Renewable Energy Down on the Farm
Down on the farm, it's always a good time to get a bit corny and talk about farmers going green, so here goes.
In February 2011, The United States Department of Agriculture released its first ever survey covering renewable energy use on U.S. farms.
The survey provides statistics on the wind power, solar energy and methane digestion practices adopted by U.S. farmers over the pas decade. Additionally, it also provides some initial statistics on the potential energy savings farmers realize by utilizing these renewable energy sources.
Renewable Energy Resources
Many farming enterprises use small wind turbines to produce energy necessary for powering a variety of their day to day operations.
State rankings can be a bit difficult to decipher. Looking at both the number and size of wind turbines in use, the five states employing the most wind power for their farms (as opposed to having a wind farm created for the purpose of generating energy for commercial sale) appear to be:.

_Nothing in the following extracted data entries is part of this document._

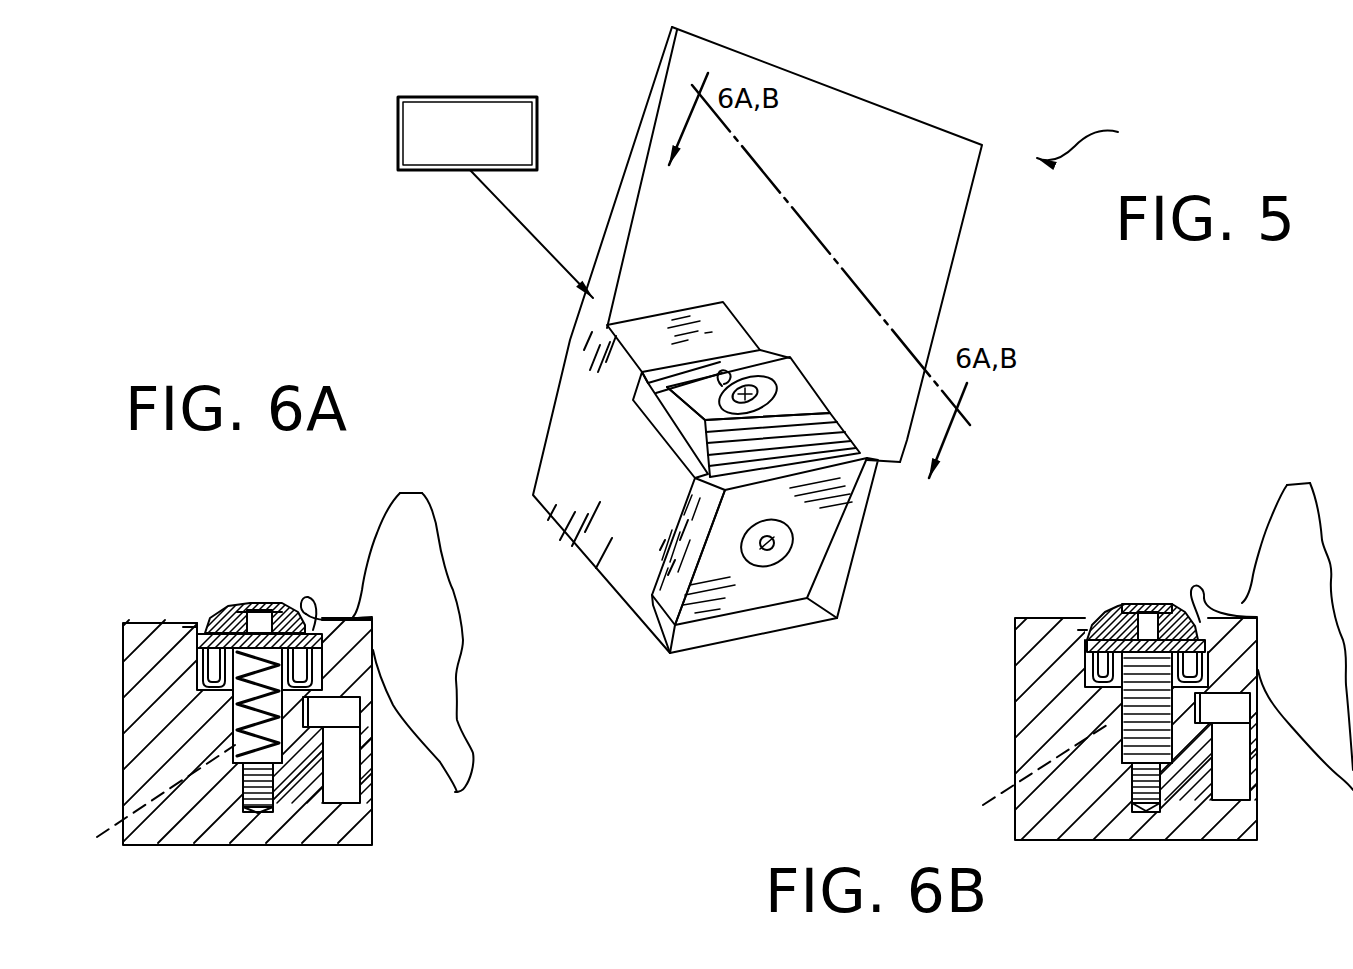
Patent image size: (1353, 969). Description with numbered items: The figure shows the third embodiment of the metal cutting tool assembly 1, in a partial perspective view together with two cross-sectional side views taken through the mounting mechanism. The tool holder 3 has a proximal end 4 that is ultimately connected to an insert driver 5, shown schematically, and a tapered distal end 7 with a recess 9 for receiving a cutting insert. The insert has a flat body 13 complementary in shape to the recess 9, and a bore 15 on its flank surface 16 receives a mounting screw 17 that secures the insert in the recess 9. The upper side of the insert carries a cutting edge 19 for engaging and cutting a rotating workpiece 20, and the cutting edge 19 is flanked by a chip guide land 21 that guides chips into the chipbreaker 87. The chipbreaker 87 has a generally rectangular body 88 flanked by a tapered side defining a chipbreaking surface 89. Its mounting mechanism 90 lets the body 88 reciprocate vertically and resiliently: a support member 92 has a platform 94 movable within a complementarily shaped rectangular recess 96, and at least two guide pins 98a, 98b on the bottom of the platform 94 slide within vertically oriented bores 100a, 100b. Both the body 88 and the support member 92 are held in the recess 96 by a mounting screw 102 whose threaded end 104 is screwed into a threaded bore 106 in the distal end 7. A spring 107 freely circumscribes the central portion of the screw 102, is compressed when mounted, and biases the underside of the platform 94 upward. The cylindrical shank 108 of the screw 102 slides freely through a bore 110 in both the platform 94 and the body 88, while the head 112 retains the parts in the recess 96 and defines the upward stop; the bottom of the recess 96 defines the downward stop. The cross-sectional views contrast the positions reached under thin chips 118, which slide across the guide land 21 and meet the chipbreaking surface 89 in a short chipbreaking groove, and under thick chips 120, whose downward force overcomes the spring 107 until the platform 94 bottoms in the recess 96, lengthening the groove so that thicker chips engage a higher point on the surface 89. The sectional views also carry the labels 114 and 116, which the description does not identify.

In FIG. 5, the metal cutting tool assembly 1 is at (1092, 137).
In FIG. 5, the tool holder 3 is at (848, 184).
In FIG. 5, the proximal end 4 is at (627, 175).
In FIG. 5, the insert driver 5 is at (398, 152).
In FIG. 5, the tapered distal end 7 is at (620, 550).
In FIG. 6A, the recess 9 is at (347, 790).
In FIG. 6B, the recess 9 is at (1230, 787).
In FIG. 5, the flat body 13 is at (660, 633).
In FIG. 6A, the bore 15 is at (373, 757).
In FIG. 6B, the bore 15 is at (1258, 757).
In FIG. 5, the flank surface 16 is at (753, 593).
In FIG. 5, the mounting screw 17 is at (783, 540).
In FIG. 5, the cutting edge 19 is at (866, 462).
In FIG. 6A, the rotating workpiece 20 is at (443, 726).
In FIG. 6B, the rotating workpiece 20 is at (1330, 726).
In FIG. 5, the chip guide land 21 is at (830, 447).
In FIG. 5, the chipbreaker 87 is at (787, 357).
In FIG. 5, the rectangular body 88 is at (784, 377).
In FIG. 5, the chipbreaking surface 89 is at (810, 413).
In FIG. 6A, the mounting mechanism 90 is at (246, 586).
In FIG. 6B, the mounting mechanism 90 is at (1136, 578).
In FIG. 6A, the support member 92 is at (190, 640).
In FIG. 6B, the support member 92 is at (1082, 645).
In FIG. 6A, the platform 94 is at (207, 637).
In FIG. 6B, the platform 94 is at (1093, 637).
In FIG. 5, the rectangular recess 96 is at (650, 417).
In FIG. 6A, the guide pin 98a is at (127, 715).
In FIG. 6B, the guide pin 98a is at (1015, 700).
In FIG. 6A, the guide pin 98b is at (330, 665).
In FIG. 6A, the vertically oriented bore 100a is at (127, 757).
In FIG. 6B, the vertically oriented bore 100a is at (1015, 740).
In FIG. 6A, the vertically oriented bore 100b is at (373, 674).
In FIG. 6A, the mounting screw 102 is at (253, 600).
In FIG. 6A, the threaded end 104 is at (141, 809).
In FIG. 6B, the threaded end 104 is at (1020, 778).
In FIG. 6A, the threaded bore 106 is at (243, 800).
In FIG. 6B, the threaded bore 106 is at (1117, 807).
In FIG. 6A, the spring 107 is at (283, 760).
In FIG. 6B, the spring 107 is at (1170, 763).
In FIG. 6A, the cylindrical shank 108 is at (265, 640).
In FIG. 6B, the cylindrical shank 108 is at (1155, 640).
In FIG. 6A, the bore 110 is at (232, 622).
In FIG. 6B, the bore 110 is at (1122, 615).
In FIG. 5, the head 112 is at (727, 377).
In FIG. 6B, the head 112 is at (1140, 603).
In FIG. 6A, the clip flat end 114 is at (363, 617).
In FIG. 6B, the clip flat end 114 is at (1258, 635).
In FIG. 6A, the block 116 is at (123, 690).
In FIG. 6A, the thin chips 118 is at (313, 603).
In FIG. 6B, the thick chips 120 is at (1210, 598).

- California: 134 farms with 160 turbines, each producing an average capacity of 3kw
- Colorado: 98 farms with 147 turbines, each producing an average capacity of 3kw
- Minnesota: 99 farms with 144 turbines, each producing an average capacity of 20kw
- Texas: 102 farms with 148 turbines, each producing an average capacity of 4kw
- Washington: 50 farms with 62 turbines, each producing an average capacity of 19kw
Solar energy can provide for many farming needs from heating and cooling buildings, including greenhouses, to pumping water and heating water, along with drying grains.
California farmers also went hog wild installing solar capacity, almost tripling the amount of farms from other leading states.
Methane Digesters, or energy devices that use animal manure to power methane energy systems, are becoming popular in the dairy farm business. They are fairly costly power systems to install, but as the top video shows, once installed they begin returning huge dividends for their investors in terms of energy costs saved.
The efficient use of animal manure for power also provides the positive benefit of reducing the odors associated with animal farming.
Large dairy states such as Wisconsin, Pennsylvania, New York and California currently lead the United States in the use of methane digesters.
Because most of the survey deals with smaller wind and solar power energy generation, the average savings per farm are also measured in smaller terms.
The USDA estimates that the average farm using renewable energy resources saves $2,406 yearly in energy costs. New York farmers lead the list with an average energy savings of $5,067.
Discussions regarding the energy savings associated with methane digesters runs in the tens of thousands of dollars/year neighborhood.
The reports notes that all numbers are estimates, and do not reflect complete, 100% farmer participation, in the survey.